Gina Ruck-Pauquèt
El extraño animal
Cindy y su padre pasaban las vacaciones en el sur de Francia. Viajaban con el coche por todas partes, visitaban las plazas de toros vacías, se bañaban en el mar y observaban a los caballos.
—¿Por qué no intentas cabalgar alguna vez? —preguntó el padre. Cindy tenía miedo de los caballos y de otras muchas cosas. A veces pensaba que su padre hubiera preferido que ella fuera un chico. Al menos, eso le había dicho su madre una vez. Y, sin embargo, había nacido Cindy, una niña, delgada, pálida y nerviosa.
Desde que sus padres estaban divorciados, Cindy vivía con su madre.
—Esto es una reserva protegida para pájaros —explicó el padre, que llevaba unos prismáticos colgados al cuello. Cindy se asustaba del griterío que armaban las bandas de gaviotas volando sobre los charcos. Le gustaba el sol de la tarde reflejándose en el agua. De repente, Cindy vio un animal que nadaba en el centro del turbio charco grande, dirigiéndose a la orilla izquierda. En realidad, Cindy sólo vio la cabeza del animal, oscura y redonda. Podría haber sido la cabeza de un gato.
Pero, Cindy sabía que a los gatos no les gusta el agua. Además el animal se movía en el agua de una manera extraña. Cindy recordó una emisión de televisión en la que había visto cómo nadaban las serpientes. Quiso saber la clase de animal que era, y sin pensarlo corrió hacia él. El camino estrecho y cubierto de matojos discurría entre el charco y un canal estrecho en la otra parte. Cindy caminaba ahora lentamente. No quería asustar al animal. La hierba seca estaba alta. Hacía calor y en el aire flotaba el polen de las flores.
El animal no sintió que Cindy se acercaba. Quizás soplaba el viento hacia ella. Cuando estaba a unos metros, el animal salió del agua y cruzó el camino. Era grande como un gato y tenía la piel fina.

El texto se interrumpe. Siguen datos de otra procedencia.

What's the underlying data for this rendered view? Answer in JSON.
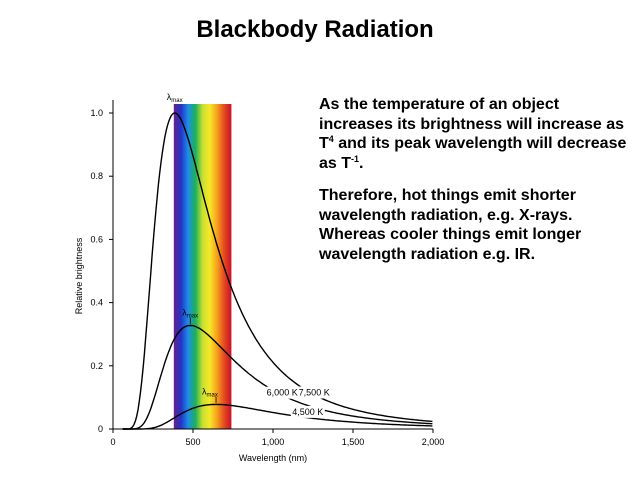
{
  "slide": {
    "title": "Blackbody Radiation",
    "paragraph1": {
      "part1": "As the temperature of an object increases its brightness will increase as T",
      "sup1": "4",
      "part2": " and its peak wavelength will decrease as T",
      "sup2": "-1",
      "part3": "."
    },
    "paragraph2": "Therefore, hot things emit shorter wavelength radiation, e.g. X-rays. Whereas cooler things emit longer wavelength radiation e.g. IR."
  },
  "chart_data": {
    "type": "line",
    "title": "",
    "xlabel": "Wavelength (nm)",
    "ylabel": "Relative brightness",
    "xlim": [
      0,
      2000
    ],
    "ylim": [
      0,
      1.0
    ],
    "x_ticks": [
      0,
      500,
      1000,
      1500,
      2000
    ],
    "x_tick_labels": [
      "0",
      "500",
      "1,000",
      "1,500",
      "2,000"
    ],
    "y_ticks": [
      0,
      0.2,
      0.4,
      0.6,
      0.8,
      1.0
    ],
    "y_tick_labels": [
      "0",
      "0.2",
      "0.4",
      "0.6",
      "0.8",
      "1.0"
    ],
    "visible_band": {
      "x_range": [
        380,
        740
      ],
      "colors": [
        "#6a1f8c",
        "#2233c8",
        "#1f8fe6",
        "#1bb05a",
        "#c8e030",
        "#f6e82a",
        "#f5a01c",
        "#e44a1f",
        "#c8102a"
      ]
    },
    "series": [
      {
        "label": "7,500 K",
        "temperature": 7500,
        "peak_x": 386,
        "peak_y": 1.0,
        "color": "#000000"
      },
      {
        "label": "6,000 K",
        "temperature": 6000,
        "peak_x": 483,
        "peak_y": 0.33,
        "color": "#000000"
      },
      {
        "label": "4,500 K",
        "temperature": 4500,
        "peak_x": 644,
        "peak_y": 0.08,
        "color": "#000000"
      }
    ],
    "annotations": [
      {
        "text": "λ",
        "subscript": "max",
        "target": "7,500 K"
      },
      {
        "text": "λ",
        "subscript": "max",
        "target": "6,000 K"
      },
      {
        "text": "λ",
        "subscript": "max",
        "target": "4,500 K"
      }
    ],
    "grid": false,
    "legend": "none"
  }
}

De repente, Cindy sintió miedo y miró hacia atrás. No se veía a su padre por ninguna parte. Debía haberse alejado mucho en tan corto tiempo. A derecha e izquierda agua, el camino lleno de hierba, el cielo y el animal. Eso era todo. Ahora, éste miraba hacia arriba, directamente a donde ella estaba, con sus grandes ojos redondos. «¿Qué debía hacer si le atacaba?», pensó.
Las gaviotas habían cesado de gritar.
—Lo siento mucho —dijo Cindy con voz baja—, no debía haber venido hasta aquí. Éste es tu territorio. Ya me voy.
Pero no se atrevía a dar la vuelta.
—Por favor —continuó—, no me hagas nada.
El animal tenía las patas cortas y bigote. Se puso en marcha, dejándose caer rápidamente en el canal, nadó un par de veces y se detuvo en la orilla, cubierta por las plantas que colgaban. Cindy supuso que allí debería estar su madriguera. En cualquier momento podía desaparecer. Comprendió que el animal también tenía miedo, y se arrodilló para poder ver sin ser vista. A través del estrecho canal se miraron largamente. Ahora sus ojos estaban a la misma altura. La mirada del animal, más que mostrar temor, parecía curiosa. Era como si el animal se comunicara con ella de manera silenciosa.
—¡Qué bien vivir aquí! —dijo Cindy—. No diré a nadie dónde vives.
Por un momento deseó poder quedarse allí para siempre. Pensaba que con el tiempo habrían podido ser buenos amigos.
Entonces su padre la llamó. Más tarde, cuando le explicó su encuentro, éste dijo que debía ser una nutria, pero para Cindy siguió siendo «el animal».
Recordaba a menudo el encuentro y se figuraba al animal solitario en su madriguera bajo la hierba alborotada. Solitario, pero muy feliz.